Ways Social Media has Changed the Traditional Classroom
Many teachers used to (and still do) shun social media from the classroom, claiming it distracts students and raises privacy concerns. However, more progressive educators are realizing platforms like Facebook and Twitter are already integral parts of their students’ lives and are learning how to use social media for educational purposes in the classroom. Here are 5 ways social media has changed the traditional classroom.
It Changes How Teachers and Students Communicate
Image via Flickr by US Department of Education
For decades, students only ever expected to see their teachers in a school setting, such as during regular class hours, or perhaps for an extracurricular meeting of some kind. Occasionally teachers would give out their phone numbers to offer assistence with homework, but students rarely made calls to their educators after school. However, social media allows students to maintain a direct link to teachers outside of the classroom. This means students will be able to easily ask for help on homework assignments or projects from the comfort of their own homes. Some teachers even report shy students using social media to organize their thoughts and communicate more effectively than when they communicate verbally.
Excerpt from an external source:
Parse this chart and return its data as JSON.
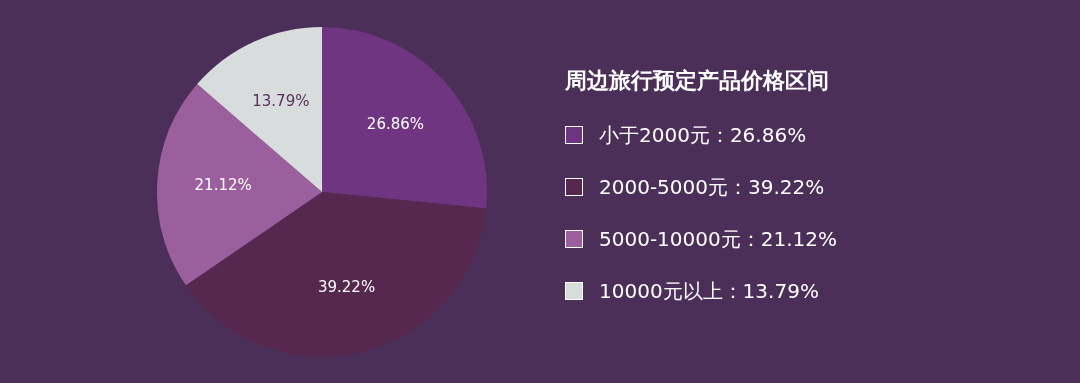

It Enhances Peer Collaboration
Image via Flickr by hackNY.org
Students working together on projects is nothing new, but the degree to which students can collaborate has skyrocketed since the advent of social media. In both grade schools and collegiate institutions, students are making dedicated social media pages and groups that provide an easy-to-use forum for discussing classroom topics and working through difficult problems together. By regulating their own public workspace and working together to solve problems, students are learning valuable team-building and communication skills that will be handy further down the road. Companies like Lenovo make hybrid laptops and tablets that are great for students who want to stay connected.
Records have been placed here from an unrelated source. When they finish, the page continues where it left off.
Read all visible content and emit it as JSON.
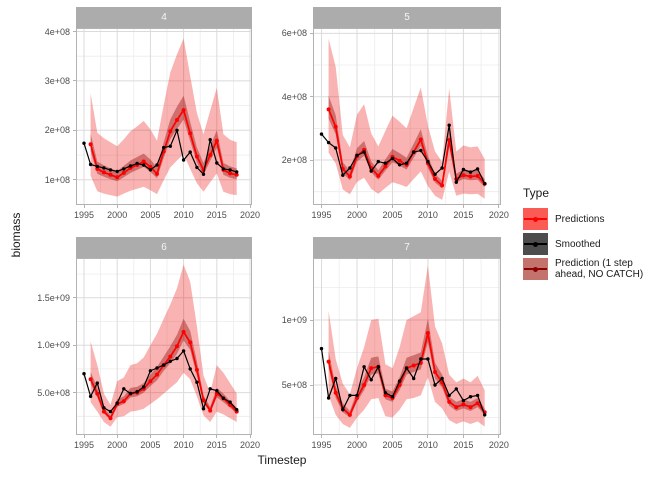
{
  "chart_data": {
    "type": "line",
    "title": "",
    "xlabel": "Timestep",
    "ylabel": "biomass",
    "legend_title": "Type",
    "legend": [
      "Predictions",
      "Smoothed",
      "Prediction (1 step\n ahead, NO CATCH)"
    ],
    "legend_position": "right",
    "grid": true,
    "value_unit": "1e8",
    "xlim": [
      1993.8,
      2020.3
    ],
    "xticks": [
      {
        "v": 1995,
        "t": "1995"
      },
      {
        "v": 2000,
        "t": "2000"
      },
      {
        "v": 2005,
        "t": "2005"
      },
      {
        "v": 2010,
        "t": "2010"
      },
      {
        "v": 2015,
        "t": "2015"
      },
      {
        "v": 2020,
        "t": "2020"
      }
    ],
    "xminor": [
      1997.5,
      2002.5,
      2007.5,
      2012.5,
      2017.5
    ],
    "colors": {
      "predictions": "#FF0000",
      "smoothed": "#000000",
      "prediction_no_catch": "#8B0000",
      "ribbon": "rgba(237,10,5,0.31)",
      "ribbon_no_catch": "rgba(139,0,0,0.38)",
      "strip_fill": "#ACACAC",
      "strip_text": "#F5F5F5",
      "grid_major": "#DBDBDB",
      "grid_minor": "#ECECEC",
      "panel_border": "#B3B3B3",
      "tick_text": "#4D4D4D",
      "legend_key_fills": [
        "#FA5B55",
        "#4D4D4D",
        "#C4736C"
      ]
    },
    "facets": [
      {
        "label": "4",
        "ylim": [
          0.49,
          4.07
        ],
        "yticks": [
          {
            "v": 1,
            "t": "1e+08"
          },
          {
            "v": 2,
            "t": "2e+08"
          },
          {
            "v": 3,
            "t": "3e+08"
          },
          {
            "v": 4,
            "t": "4e+08"
          }
        ],
        "yminor": [
          0.5,
          1.5,
          2.5,
          3.5
        ],
        "series": {
          "smoothed": {
            "x_start": 1995,
            "y": [
              1.74,
              1.31,
              1.27,
              1.24,
              1.2,
              1.17,
              1.22,
              1.28,
              1.33,
              1.3,
              1.2,
              1.3,
              1.65,
              1.68,
              2.0,
              1.4,
              1.56,
              1.25,
              1.11,
              1.81,
              1.34,
              1.22,
              1.2,
              1.16
            ]
          },
          "predictions": {
            "x_start": 1996,
            "y": [
              1.72,
              1.22,
              1.15,
              1.1,
              1.05,
              1.14,
              1.24,
              1.3,
              1.37,
              1.26,
              1.12,
              1.57,
              1.98,
              2.21,
              2.41,
              1.94,
              1.47,
              1.2,
              1.5,
              1.79,
              1.2,
              1.13,
              1.1
            ]
          },
          "ribbon": {
            "x_start": 1996,
            "upper": [
              2.75,
              1.95,
              1.84,
              1.76,
              1.68,
              1.82,
              1.98,
              2.08,
              2.19,
              2.02,
              1.79,
              2.51,
              3.17,
              3.54,
              3.86,
              3.1,
              2.35,
              1.92,
              2.4,
              2.86,
              1.92,
              1.81,
              1.76
            ],
            "lower": [
              1.08,
              0.77,
              0.72,
              0.69,
              0.66,
              0.72,
              0.78,
              0.82,
              0.86,
              0.79,
              0.71,
              0.99,
              1.25,
              1.39,
              1.52,
              1.22,
              0.93,
              0.76,
              0.95,
              1.13,
              0.76,
              0.71,
              0.69
            ]
          },
          "prediction_no_catch": {
            "x_start": 1996,
            "y": [
              1.72,
              1.22,
              1.15,
              1.1,
              1.05,
              1.14,
              1.24,
              1.3,
              1.37,
              1.26,
              1.12,
              1.57,
              1.98,
              2.21,
              2.41,
              1.94,
              1.47,
              1.2,
              1.5,
              1.79,
              1.2,
              1.13,
              1.1
            ],
            "upper": [
              1.93,
              1.37,
              1.29,
              1.23,
              1.18,
              1.28,
              1.39,
              1.46,
              1.53,
              1.41,
              1.25,
              1.76,
              2.22,
              2.48,
              2.7,
              2.17,
              1.65,
              1.34,
              1.68,
              2.0,
              1.34,
              1.27,
              1.23
            ],
            "lower": [
              1.58,
              1.12,
              1.06,
              1.01,
              0.97,
              1.05,
              1.14,
              1.2,
              1.26,
              1.16,
              1.03,
              1.44,
              1.82,
              2.03,
              2.22,
              1.78,
              1.35,
              1.1,
              1.38,
              1.65,
              1.1,
              1.04,
              1.01
            ]
          }
        }
      },
      {
        "label": "5",
        "ylim": [
          0.58,
          6.17
        ],
        "yticks": [
          {
            "v": 2,
            "t": "2e+08"
          },
          {
            "v": 4,
            "t": "4e+08"
          },
          {
            "v": 6,
            "t": "6e+08"
          }
        ],
        "yminor": [
          1,
          3,
          5
        ],
        "series": {
          "smoothed": {
            "x_start": 1995,
            "y": [
              2.82,
              2.55,
              2.38,
              1.52,
              1.75,
              2.15,
              2.25,
              1.65,
              1.95,
              1.9,
              2.05,
              1.85,
              1.9,
              2.25,
              2.3,
              1.95,
              1.55,
              1.75,
              3.1,
              1.3,
              1.7,
              1.62,
              1.72,
              1.25
            ]
          },
          "predictions": {
            "x_start": 1996,
            "y": [
              3.6,
              3.05,
              1.72,
              1.48,
              2.12,
              2.32,
              1.75,
              1.5,
              1.8,
              2.1,
              1.98,
              1.85,
              2.25,
              2.65,
              1.9,
              1.4,
              1.2,
              2.63,
              1.4,
              1.52,
              1.48,
              1.5,
              1.25
            ]
          },
          "ribbon": {
            "x_start": 1996,
            "upper": [
              5.83,
              4.94,
              2.79,
              2.4,
              3.43,
              3.76,
              2.84,
              2.43,
              2.92,
              3.4,
              3.21,
              3.0,
              3.65,
              4.29,
              3.08,
              2.27,
              1.94,
              4.26,
              2.27,
              2.46,
              2.4,
              2.43,
              2.03
            ],
            "lower": [
              2.23,
              1.89,
              1.07,
              0.92,
              1.31,
              1.44,
              1.09,
              0.93,
              1.12,
              1.3,
              1.23,
              1.15,
              1.4,
              1.64,
              1.18,
              0.87,
              0.74,
              1.63,
              0.87,
              0.94,
              0.92,
              0.93,
              0.78
            ]
          },
          "prediction_no_catch": {
            "x_start": 1996,
            "y": [
              3.6,
              3.05,
              1.72,
              1.48,
              2.12,
              2.32,
              1.75,
              1.5,
              1.8,
              2.1,
              1.98,
              1.85,
              2.25,
              2.65,
              1.9,
              1.4,
              1.2,
              2.63,
              1.4,
              1.52,
              1.48,
              1.5,
              1.25
            ],
            "upper": [
              4.03,
              3.42,
              1.93,
              1.66,
              2.37,
              2.6,
              1.96,
              1.68,
              2.02,
              2.35,
              2.22,
              2.07,
              2.52,
              2.97,
              2.13,
              1.57,
              1.34,
              2.95,
              1.57,
              1.7,
              1.66,
              1.68,
              1.4
            ],
            "lower": [
              3.31,
              2.81,
              1.58,
              1.36,
              1.95,
              2.13,
              1.61,
              1.38,
              1.66,
              1.93,
              1.82,
              1.7,
              2.07,
              2.44,
              1.75,
              1.29,
              1.1,
              2.42,
              1.29,
              1.4,
              1.36,
              1.38,
              1.15
            ]
          }
        }
      },
      {
        "label": "6",
        "ylim": [
          0.53,
          19.2
        ],
        "yticks": [
          {
            "v": 5,
            "t": "5.0e+08"
          },
          {
            "v": 10,
            "t": "1.0e+09"
          },
          {
            "v": 15,
            "t": "1.5e+09"
          }
        ],
        "yminor": [
          2.5,
          7.5,
          12.5,
          17.5
        ],
        "series": {
          "smoothed": {
            "x_start": 1995,
            "y": [
              7.0,
              4.6,
              6.0,
              3.4,
              3.0,
              3.9,
              5.4,
              4.9,
              5.1,
              5.6,
              7.3,
              7.6,
              7.9,
              8.3,
              8.6,
              9.4,
              7.5,
              6.1,
              3.3,
              5.4,
              5.2,
              4.4,
              4.0,
              3.2
            ]
          },
          "predictions": {
            "x_start": 1996,
            "y": [
              6.4,
              4.9,
              3.0,
              2.3,
              3.8,
              4.1,
              4.9,
              5.0,
              5.4,
              6.2,
              6.9,
              7.9,
              8.8,
              9.9,
              11.4,
              10.3,
              7.4,
              4.2,
              3.1,
              4.9,
              4.4,
              3.7,
              3.0
            ]
          },
          "ribbon": {
            "x_start": 1996,
            "upper": [
              10.4,
              7.9,
              4.9,
              3.7,
              6.2,
              6.6,
              7.9,
              8.1,
              8.7,
              10.0,
              11.2,
              12.8,
              14.3,
              16.0,
              18.5,
              16.7,
              12.0,
              6.8,
              5.0,
              7.9,
              7.1,
              6.0,
              4.9
            ],
            "lower": [
              4.0,
              3.0,
              1.9,
              1.4,
              2.4,
              2.5,
              3.0,
              3.1,
              3.3,
              3.8,
              4.3,
              4.9,
              5.5,
              6.1,
              7.1,
              6.4,
              4.6,
              2.6,
              1.9,
              3.0,
              2.7,
              2.3,
              1.9
            ]
          },
          "prediction_no_catch": {
            "x_start": 1996,
            "y": [
              6.4,
              4.9,
              3.0,
              2.3,
              3.8,
              4.1,
              4.9,
              5.0,
              5.4,
              6.2,
              6.9,
              7.9,
              8.8,
              9.9,
              11.4,
              10.3,
              7.4,
              4.2,
              3.1,
              4.9,
              4.4,
              3.7,
              3.0
            ],
            "upper": [
              7.2,
              5.5,
              3.4,
              2.6,
              4.3,
              4.6,
              5.5,
              5.6,
              6.0,
              6.9,
              7.7,
              8.8,
              9.9,
              11.1,
              12.8,
              11.5,
              8.3,
              4.7,
              3.5,
              5.5,
              4.9,
              4.1,
              3.4
            ],
            "lower": [
              5.9,
              4.5,
              2.8,
              2.1,
              3.5,
              3.8,
              4.5,
              4.6,
              5.0,
              5.7,
              6.3,
              7.3,
              8.1,
              9.1,
              10.5,
              9.5,
              6.8,
              3.9,
              2.9,
              4.5,
              4.0,
              3.4,
              2.8
            ]
          }
        }
      },
      {
        "label": "7",
        "ylim": [
          1.15,
          14.77
        ],
        "yticks": [
          {
            "v": 5,
            "t": "5e+08"
          },
          {
            "v": 10,
            "t": "1e+09"
          }
        ],
        "yminor": [
          2.5,
          7.5,
          12.5
        ],
        "series": {
          "smoothed": {
            "x_start": 1995,
            "y": [
              7.8,
              4.0,
              5.5,
              3.1,
              4.2,
              4.2,
              6.4,
              5.4,
              6.4,
              4.4,
              4.1,
              5.3,
              6.3,
              5.5,
              7.0,
              7.0,
              5.0,
              5.5,
              4.2,
              4.7,
              3.8,
              4.1,
              4.2,
              2.7
            ]
          },
          "predictions": {
            "x_start": 1996,
            "y": [
              6.8,
              4.4,
              3.2,
              2.7,
              4.0,
              5.0,
              6.3,
              6.4,
              4.2,
              4.0,
              5.0,
              6.3,
              6.5,
              6.7,
              9.0,
              6.0,
              5.2,
              3.7,
              3.3,
              3.5,
              3.3,
              3.6,
              2.9
            ]
          },
          "ribbon": {
            "x_start": 1996,
            "upper": [
              10.7,
              7.0,
              5.1,
              4.3,
              6.3,
              7.9,
              10.0,
              10.1,
              6.6,
              6.3,
              7.9,
              10.0,
              10.3,
              10.6,
              14.2,
              9.5,
              8.2,
              5.8,
              5.2,
              5.5,
              5.2,
              5.7,
              4.6
            ],
            "lower": [
              4.2,
              2.7,
              2.0,
              1.7,
              2.5,
              3.1,
              3.9,
              4.0,
              2.6,
              2.5,
              3.1,
              3.9,
              4.0,
              4.2,
              5.6,
              3.7,
              3.2,
              2.3,
              2.0,
              2.2,
              2.0,
              2.2,
              1.8
            ]
          },
          "prediction_no_catch": {
            "x_start": 1996,
            "y": [
              6.8,
              4.4,
              3.2,
              2.7,
              4.0,
              5.0,
              6.3,
              6.4,
              4.2,
              4.0,
              5.0,
              6.3,
              6.5,
              6.7,
              9.0,
              6.0,
              5.2,
              3.7,
              3.3,
              3.5,
              3.3,
              3.6,
              2.9
            ],
            "upper": [
              7.6,
              4.9,
              3.6,
              3.0,
              4.5,
              5.6,
              7.1,
              7.2,
              4.7,
              4.5,
              5.6,
              7.1,
              7.3,
              7.5,
              10.1,
              6.7,
              5.8,
              4.1,
              3.7,
              3.9,
              3.7,
              4.0,
              3.2
            ],
            "lower": [
              6.3,
              4.0,
              2.9,
              2.5,
              3.7,
              4.6,
              5.8,
              5.9,
              3.9,
              3.7,
              4.6,
              5.8,
              6.0,
              6.2,
              8.3,
              5.5,
              4.8,
              3.4,
              3.0,
              3.2,
              3.0,
              3.3,
              2.7
            ]
          }
        }
      }
    ]
  }
}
It Helps Students Follow Current Events
Image via Flickr by jurvetson
Instead of scolding students for using social media, some teachers are actually beginning to encourage their classes to use platforms like Facebook and Twitter to stay up to date on the latest current events. Teachers could encourage their students to follow particular top influencers or quality groups that relate to their subjects. “This seemed like a meaningful way to engage students in current event discussions,” said Chris Lazarski, an American Public Policy teacher.” It also seemed like a format that could be used to teach students how to use Twitter in a meaningful way.” Students who use social media to discuss the latest news will also develop their English language communication skills. Additionally, they could polish their ability to synthesize complicated information and form their own ideas and opinions through the use of such networks.
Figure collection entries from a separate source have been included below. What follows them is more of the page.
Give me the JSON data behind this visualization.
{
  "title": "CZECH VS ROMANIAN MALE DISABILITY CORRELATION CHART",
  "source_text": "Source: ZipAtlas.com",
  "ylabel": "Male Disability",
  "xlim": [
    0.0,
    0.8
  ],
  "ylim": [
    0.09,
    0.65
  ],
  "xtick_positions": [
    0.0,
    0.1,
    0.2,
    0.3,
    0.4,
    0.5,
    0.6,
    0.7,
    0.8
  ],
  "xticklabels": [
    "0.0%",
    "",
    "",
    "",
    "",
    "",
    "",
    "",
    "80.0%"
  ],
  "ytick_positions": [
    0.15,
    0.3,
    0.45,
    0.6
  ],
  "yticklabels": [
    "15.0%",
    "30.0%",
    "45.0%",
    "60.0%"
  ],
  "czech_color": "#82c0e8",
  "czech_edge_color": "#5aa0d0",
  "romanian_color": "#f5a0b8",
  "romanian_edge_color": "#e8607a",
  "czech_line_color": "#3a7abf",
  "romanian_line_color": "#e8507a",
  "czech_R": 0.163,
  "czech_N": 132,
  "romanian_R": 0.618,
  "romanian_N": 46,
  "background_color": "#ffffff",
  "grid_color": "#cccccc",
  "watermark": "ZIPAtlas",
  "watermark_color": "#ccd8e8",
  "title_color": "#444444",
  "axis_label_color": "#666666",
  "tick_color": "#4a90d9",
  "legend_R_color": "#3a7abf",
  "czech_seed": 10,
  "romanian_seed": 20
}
It Teaches Them Appropriate Online Behavior
Image via Flickr by wentongg
Just because students may be more accustomed to using social media than their parents or teachers, that doesn’t mean they’re equally adept with matters of maturity. When educators become more involved with social media, they’re able to spot red flags early on. For example, the i-SAFE foundation shows that 1 in 3 youths have been the victim of cyber threats at some point in their lives. Not only can teachers help prevent cyber-bullying, but can also give valuable advice about how to keep up a clean, professional profile and avoid posting things that may raise eyebrows with potential future employers.
It Keeps Their Minds Working, Even During Leisure Time
Image via Flickr by Bombardier
Today’s generation of students are more inclined to use social media in their free time than ever before. In fact, students 2 to 11 increased their online activity by 63 percent in the past decade. Some educators recognized this growing trend and had an idea—why not augment lessons in the classroom with activities on social media sites? For example, one teacher helped create a forum through which to give students extra assignments, such as having them comment on a presidential speech or make videos about things they see on their way home that apply to lessons from the classroom.